Lettera aperta di Saveria Guercia

 

Mi chiamo Saveria ho 51anni, sono di Mercogliano (AV), ho piena facoltà di intendere e volere, non sono né pazza né  esaurita, non assumo alcun tipo di farmaco che possa alterare la mente e non faccio parte di nessuna setta; detto questo sento il bisogno in tutta libertà di ergermi come  tutti i miei fratelli in difesa di questa chiesa, nostra chiesa, che Dio Padre ha voluto “CHIESA CRISTIANA UNIVERSALE DELLA NUOVA GERUSALEMME” e in difesa del nostro sommo  Pontefice e della sua famiglia, per tutte le maldicenze e  cattiverie dette. Dico solo questo: chi ha visto, con cuore aperto (dico visto, non conosciuto) il nostro Pontefice si è reso conto dell’umiltà, della dolcezza e dell’amore che esterna solo nel  guardarlo,  ha sempre parole di conforto e di amore  per i fedeli e non e  per tutti coloro che sono  animati dalla buona volontà e per chiunque apre il cuore nel voler comprendere.

In tutta libertà (quella libertà che Dio  Padre ci ha dato) e, con il cuore in mano, vi chiedo di non infangare e di  non tradire questa famiglia d’amore che tanto ha dato e tanto ancora  da,  senza mai chiedere nulla in cambio, e che in silenzio e con amore continua ciò che Mamma aveva iniziato.

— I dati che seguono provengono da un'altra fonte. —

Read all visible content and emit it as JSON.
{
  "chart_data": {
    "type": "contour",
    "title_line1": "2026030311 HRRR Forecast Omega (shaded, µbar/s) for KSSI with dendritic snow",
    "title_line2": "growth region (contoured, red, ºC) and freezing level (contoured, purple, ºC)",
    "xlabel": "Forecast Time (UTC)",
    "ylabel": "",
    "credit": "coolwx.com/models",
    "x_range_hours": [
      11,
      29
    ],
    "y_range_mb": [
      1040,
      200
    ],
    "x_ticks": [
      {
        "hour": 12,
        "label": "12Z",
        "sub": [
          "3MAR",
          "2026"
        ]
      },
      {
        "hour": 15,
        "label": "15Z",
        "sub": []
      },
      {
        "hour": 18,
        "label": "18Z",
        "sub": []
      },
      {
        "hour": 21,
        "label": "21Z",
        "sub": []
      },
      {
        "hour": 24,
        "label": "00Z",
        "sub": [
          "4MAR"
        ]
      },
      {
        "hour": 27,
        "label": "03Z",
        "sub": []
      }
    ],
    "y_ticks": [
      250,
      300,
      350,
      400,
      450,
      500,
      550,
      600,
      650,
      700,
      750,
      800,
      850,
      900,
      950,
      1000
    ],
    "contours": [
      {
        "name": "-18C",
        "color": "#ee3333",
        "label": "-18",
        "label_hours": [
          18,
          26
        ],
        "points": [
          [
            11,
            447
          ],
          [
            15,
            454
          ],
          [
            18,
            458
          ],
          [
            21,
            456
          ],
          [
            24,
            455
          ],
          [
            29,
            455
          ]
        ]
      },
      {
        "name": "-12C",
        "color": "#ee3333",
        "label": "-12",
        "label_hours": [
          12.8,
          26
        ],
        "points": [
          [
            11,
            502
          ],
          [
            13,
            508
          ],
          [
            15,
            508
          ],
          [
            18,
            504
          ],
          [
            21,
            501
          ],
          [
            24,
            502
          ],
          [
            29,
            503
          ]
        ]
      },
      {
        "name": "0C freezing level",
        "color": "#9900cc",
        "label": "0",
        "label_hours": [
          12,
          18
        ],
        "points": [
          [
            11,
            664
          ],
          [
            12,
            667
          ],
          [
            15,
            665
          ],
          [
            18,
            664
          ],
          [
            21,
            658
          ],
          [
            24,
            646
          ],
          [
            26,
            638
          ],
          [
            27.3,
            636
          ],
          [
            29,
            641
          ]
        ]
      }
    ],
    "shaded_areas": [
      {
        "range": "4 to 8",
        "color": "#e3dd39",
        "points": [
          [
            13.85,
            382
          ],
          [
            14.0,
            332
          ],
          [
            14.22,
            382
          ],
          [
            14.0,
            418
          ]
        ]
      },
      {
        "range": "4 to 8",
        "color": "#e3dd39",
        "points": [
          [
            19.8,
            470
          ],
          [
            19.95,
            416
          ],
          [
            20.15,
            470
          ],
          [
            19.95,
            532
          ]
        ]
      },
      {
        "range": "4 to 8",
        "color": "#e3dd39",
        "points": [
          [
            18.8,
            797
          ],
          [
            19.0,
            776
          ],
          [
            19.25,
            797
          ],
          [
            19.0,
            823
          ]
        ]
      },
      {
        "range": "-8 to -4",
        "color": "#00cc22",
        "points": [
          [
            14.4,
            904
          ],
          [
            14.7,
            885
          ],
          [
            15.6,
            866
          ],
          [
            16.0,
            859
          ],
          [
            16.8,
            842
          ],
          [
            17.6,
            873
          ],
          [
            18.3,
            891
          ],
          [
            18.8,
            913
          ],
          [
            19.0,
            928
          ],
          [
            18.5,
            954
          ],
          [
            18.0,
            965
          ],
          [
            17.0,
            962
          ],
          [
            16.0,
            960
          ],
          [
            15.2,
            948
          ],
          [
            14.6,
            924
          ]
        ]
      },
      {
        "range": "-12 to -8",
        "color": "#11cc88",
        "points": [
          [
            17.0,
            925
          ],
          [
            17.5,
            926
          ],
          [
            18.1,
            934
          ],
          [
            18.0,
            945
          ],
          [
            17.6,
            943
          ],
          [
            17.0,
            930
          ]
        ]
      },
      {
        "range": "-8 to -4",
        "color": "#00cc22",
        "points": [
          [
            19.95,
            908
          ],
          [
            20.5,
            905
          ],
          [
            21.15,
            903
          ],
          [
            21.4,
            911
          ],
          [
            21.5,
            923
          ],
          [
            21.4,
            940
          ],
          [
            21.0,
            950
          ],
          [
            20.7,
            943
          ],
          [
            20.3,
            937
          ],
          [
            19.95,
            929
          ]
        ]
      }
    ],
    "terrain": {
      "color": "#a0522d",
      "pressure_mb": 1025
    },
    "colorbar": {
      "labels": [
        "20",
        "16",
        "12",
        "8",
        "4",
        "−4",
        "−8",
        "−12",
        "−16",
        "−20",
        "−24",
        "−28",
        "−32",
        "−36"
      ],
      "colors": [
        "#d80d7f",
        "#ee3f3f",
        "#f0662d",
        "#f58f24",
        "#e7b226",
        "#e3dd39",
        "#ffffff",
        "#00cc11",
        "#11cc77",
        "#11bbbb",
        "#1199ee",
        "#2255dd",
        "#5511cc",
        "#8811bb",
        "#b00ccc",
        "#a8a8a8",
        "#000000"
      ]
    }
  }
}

Abbiate rispetto di questa terra santa e di tutti coloro che santamente ci guidano.

Siete liberi di credere o non credere senza giudicare però, perché tutto ciò che non è da Dio è dell’altro, e credete giudicare, infangare, non è da Dio.

Noi in tutta libertà crediamo nella CHIESA CRISTIANA UNIVERSALE DELLA NUOVA GERUSALEMME e nel nostro Sommo  Pontefice SAMUELE MORCIA.